We deleted the Web Publishing rule and created a Server Publishing rule for the HTTP protocol and pointed the “To” tab to the same IP address:

 

clip_image004

 

We then ran the same Netsh command. This time we saw a much better return:

 

clip_image006

 

So at this point we see what looks to be a problem! We tested the Web Server rule with an internal Web Farm as well (versus the single internal server) and saw similar issues to where Hook rules were not being created.

Conclusion:

Through further testing and internal debugging of the product we were able see that we actually have multiple issues going on here. It turns out that the code behind the Web Publishing to a single server and Web Publishing to a Backend server farm behave differently and fall under separate issues. The Web Publishing to a single server is actually fixed in a hotfix that was added to Service Pack 2 for TMG. So if you see this problem when publishing a single server all you need to do is update to Service Pack 2.

“Well what was the problem?” you ask…

 

What is actually happening is all based off the highlighted area below:

 

clip_image008

 

The hook rules are created based off name resolution. The name in the Published site area is not able to be resolved via DNS internally therefore no Hook rule is created. But, when the name isn’t resolved it should default to the administratively entered IP address just below it and create the hook rule. This is not done properly prior to Service Pack 2.

* For more information on the single server issue you can refer to the following TechNet article:

FIX: Network Load Balancing hook rules are not created correctly when the name on the To tab of the Web Publishing rule does not resolve to a published web server in Forefront Threat Management Gateway 2010

https://support.microsoft.com/kb/2591269

“Can we work around this?
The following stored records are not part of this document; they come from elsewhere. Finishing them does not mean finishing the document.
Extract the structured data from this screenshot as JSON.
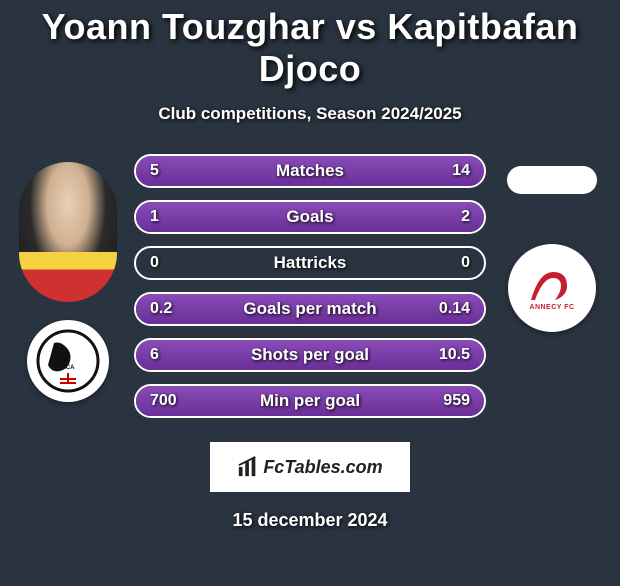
{
  "title": "Yoann Touzghar vs Kapitbafan Djoco",
  "subtitle": "Club competitions, Season 2024/2025",
  "date": "15 december 2024",
  "brand": "FcTables.com",
  "left_club_badge_label": "ACA",
  "right_club_badge_label": "ANNECY FC",
  "colors": {
    "bg": "#2a3440",
    "pill_border": "#ffffff",
    "fill_gradient_top": "#8a4db8",
    "fill_gradient_bottom": "#6a2e98",
    "annecy_red": "#c41e2f"
  },
  "stats": [
    {
      "label": "Matches",
      "l": "5",
      "r": "14",
      "l_pct": 26,
      "r_pct": 74
    },
    {
      "label": "Goals",
      "l": "1",
      "r": "2",
      "l_pct": 33,
      "r_pct": 67
    },
    {
      "label": "Hattricks",
      "l": "0",
      "r": "0",
      "l_pct": 0,
      "r_pct": 0
    },
    {
      "label": "Goals per match",
      "l": "0.2",
      "r": "0.14",
      "l_pct": 59,
      "r_pct": 41
    },
    {
      "label": "Shots per goal",
      "l": "6",
      "r": "10.5",
      "l_pct": 36,
      "r_pct": 64
    },
    {
      "label": "Min per goal",
      "l": "700",
      "r": "959",
      "l_pct": 42,
      "r_pct": 58
    }
  ]
}
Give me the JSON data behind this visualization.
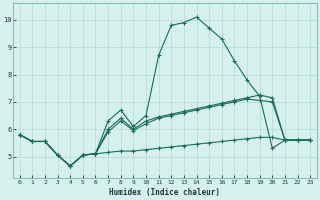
{
  "xlabel": "Humidex (Indice chaleur)",
  "bg_color": "#d6f0ec",
  "grid_color": "#b8ddd8",
  "line_color": "#1a6b5a",
  "xlim": [
    -0.5,
    23.5
  ],
  "ylim": [
    4.2,
    10.6
  ],
  "xticks": [
    0,
    1,
    2,
    3,
    4,
    5,
    6,
    7,
    8,
    9,
    10,
    11,
    12,
    13,
    14,
    15,
    16,
    17,
    18,
    19,
    20,
    21,
    22,
    23
  ],
  "yticks": [
    5,
    6,
    7,
    8,
    9,
    10
  ],
  "series1": [
    5.8,
    5.55,
    5.55,
    5.05,
    4.65,
    5.05,
    5.1,
    6.3,
    6.7,
    6.1,
    6.5,
    8.7,
    9.8,
    9.9,
    10.1,
    9.7,
    9.3,
    8.5,
    7.8,
    7.2,
    5.3,
    5.6,
    5.6,
    5.6
  ],
  "series2": [
    5.8,
    5.55,
    5.55,
    5.05,
    4.65,
    5.05,
    5.1,
    6.0,
    6.4,
    6.0,
    6.3,
    6.45,
    6.55,
    6.65,
    6.75,
    6.85,
    6.95,
    7.05,
    7.15,
    7.25,
    7.15,
    5.6,
    5.6,
    5.6
  ],
  "series3": [
    5.8,
    5.55,
    5.55,
    5.05,
    4.65,
    5.05,
    5.1,
    5.15,
    5.2,
    5.2,
    5.25,
    5.3,
    5.35,
    5.4,
    5.45,
    5.5,
    5.55,
    5.6,
    5.65,
    5.7,
    5.7,
    5.6,
    5.6,
    5.6
  ],
  "series4": [
    5.8,
    5.55,
    5.55,
    5.05,
    4.65,
    5.05,
    5.1,
    5.9,
    6.3,
    5.95,
    6.2,
    6.4,
    6.5,
    6.6,
    6.7,
    6.8,
    6.9,
    7.0,
    7.1,
    7.05,
    7.0,
    5.6,
    5.6,
    5.6
  ]
}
We can’t install SP2 at this time.”

 

The answer to this question is yes but it is preferred that you updated to SP2. The workaround to this would be to create a hosts file on your TMG server that resolves External.com to 10.61.221.99. You would then have to recreate the rule.

I mentioned above that publishing to a backend server farm and letting TMG manage your farm instead of a 3rd Party Load Balancing device is different than single server publishing. Due to those differences installing SP2 will not resolve your issue. You will know you are configured in this manner if you look in your rule and see the following tab:

 

clip_image009

 

This has been determined to be a problem and will be fixed in future versions of the product. At the time the only method of getting the bidirectional affinity hook rules in place is to utilize the following workaround:

Open the “hosts” file in notepad utilizing an elevated command prompt on the TMG Array nodes (C:\Windows\System32\drivers\etc) . You will want to create an entry for the IP address of each of the servers you listed in your Web Farm in TMG In the hosts file. Those IP Addresses will resolve to the name listed in the rules “Internal site name: ” setting (This would look very similar to a DNS Round Robin type of entry in DNS). Here is an example based on our rule above. We are pointing to 2 internal servers:

 

clip_image011

 

After saving the hosts file you will want to delete and recreate your Web Publishing rule. This will cause it to create the NLB hooks needed to have bidirectional affinity work properly therefore resolving your issue!

 

I hope this information helps you out!